Missing Porosity Logs Prediction Using i2G Machine Learning Toolkit


i2G Machine Learning Toolkit has been successfully utilized to tackle various G&G challenges from data correction, missing logs prediction to rock type classification and so on. It offers a wide range of regression and classification methods from linear/non-linear regression to more complex algorithms of Artificial Neural Network and Random Forest. Powerful i2G cloud-based machine learning enables its users to easily build petrophysical machine learning model based on limited data availability which can be later scaled up when new data comes in. The i2G machine learning projects have full access to data from multiple working projects for different fields/blocks, creating a unique way to share “knowledge” from the data but the data itself.
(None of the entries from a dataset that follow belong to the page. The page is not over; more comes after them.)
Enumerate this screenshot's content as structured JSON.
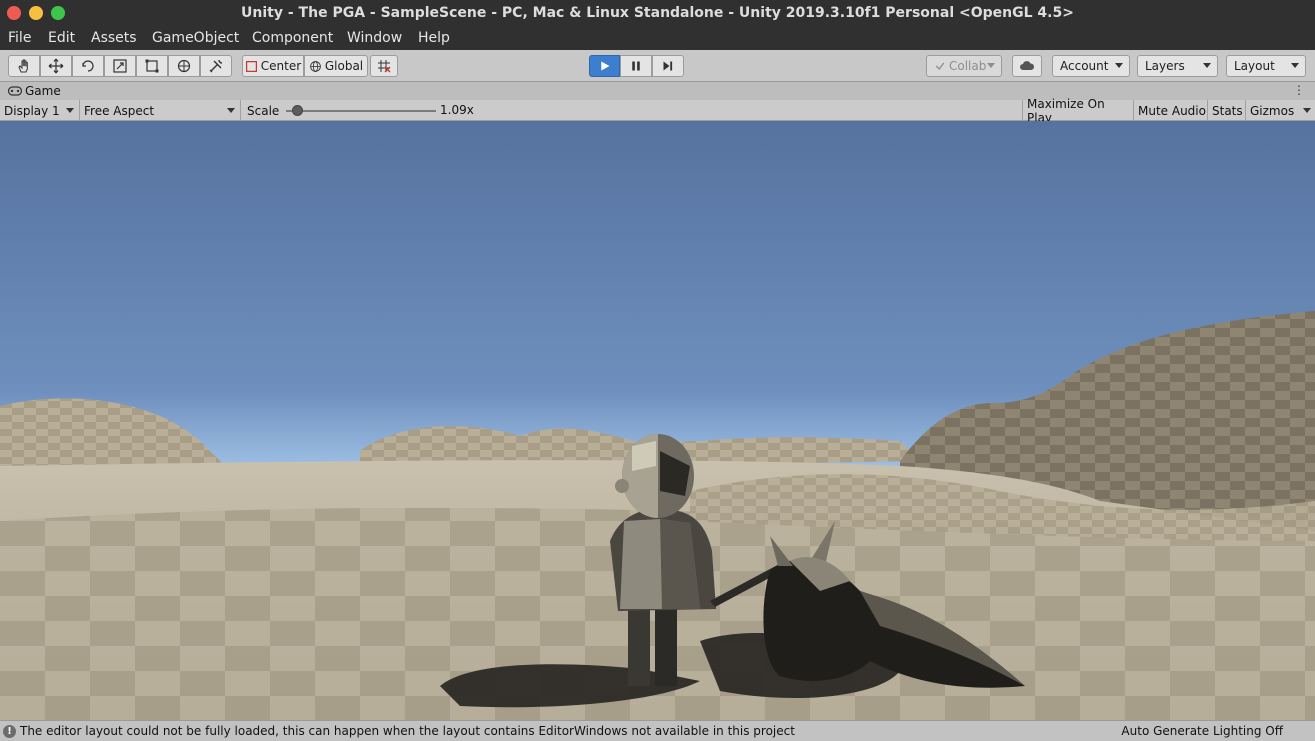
{
  "window": {
    "title": "Unity - The PGA - SampleScene - PC, Mac & Linux Standalone - Unity 2019.3.10f1 Personal <OpenGL 4.5>"
  },
  "menu": {
    "items": [
      "File",
      "Edit",
      "Assets",
      "GameObject",
      "Component",
      "Window",
      "Help"
    ]
  },
  "toolbar": {
    "tools": [
      "hand-tool-icon",
      "move-tool-icon",
      "rotate-tool-icon",
      "scale-tool-icon",
      "rect-tool-icon",
      "transform-tool-icon",
      "custom-tool-icon"
    ],
    "pivot_label": "Center",
    "space_label": "Global",
    "collab_label": "Collab",
    "account_label": "Account",
    "layers_label": "Layers",
    "layout_label": "Layout"
  },
  "game_tab": {
    "label": "Game"
  },
  "game_bar": {
    "display": "Display 1",
    "aspect": "Free Aspect",
    "scale_label": "Scale",
    "scale_value": "1.09x",
    "maximize_label": "Maximize On Play",
    "mute_label": "Mute Audio",
    "stats_label": "Stats",
    "gizmos_label": "Gizmos"
  },
  "status": {
    "message": "The editor layout could not be fully loaded, this can happen when the layout contains EditorWindows not available in this project",
    "lighting": "Auto Generate Lighting Off"
  },
  "colors": {
    "play_active": "#3c7fcf",
    "title_bar": "#303030",
    "sky_top": "#56729f",
    "sky_horizon": "#9ec0e4",
    "ground": "#b9b09c"
  }
}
Below is a successful case study of using i2G random forest regression to predict missing porosity logs of Neutron and Density from Gamma Ray and Resistivity curves. There are 45 wells in the database and only 11 wells with full conventional logs available because the studied interval was overlooked at the early exploration stage. Other remaining 34 wells have only Gammy Ray and Resistivity which makes it nearly impossible to accurately calculate porosity and hence water saturation and net res/pay. The machine learning models were trained and validated using data from wells with full conventional logs and then making Neutron and Density predictions for the remaining wells. Eventually, with porosity logs now available our client can apply their conventional petrophysical workflow to calculate reservoir properties in 1D and populate them into a 3D reservoir model – a critical component in the development plan for this interval.

A summary of machine learning model training, blind test and prediction

The i2G Random Forest is an ensemble technique capable of performing both regression and classification tasks with the use of multiple decision trees and a technique called Bootstrap. Random Forest method overcomes the nature of being overfitting to the training set when using a single decision tree. Well logs data that were fed into the process of training, validation and prediction required data harmonization which was basically a step to establish a database of properly corrected and normalized logs. The workflow was also assisted by i2G Python Scripting for batch processing due to working with a relatively large number of wells.

We are currently expanding this study to identify and characterize missed pay intervals, focusing on thin bed and low resistivity layers.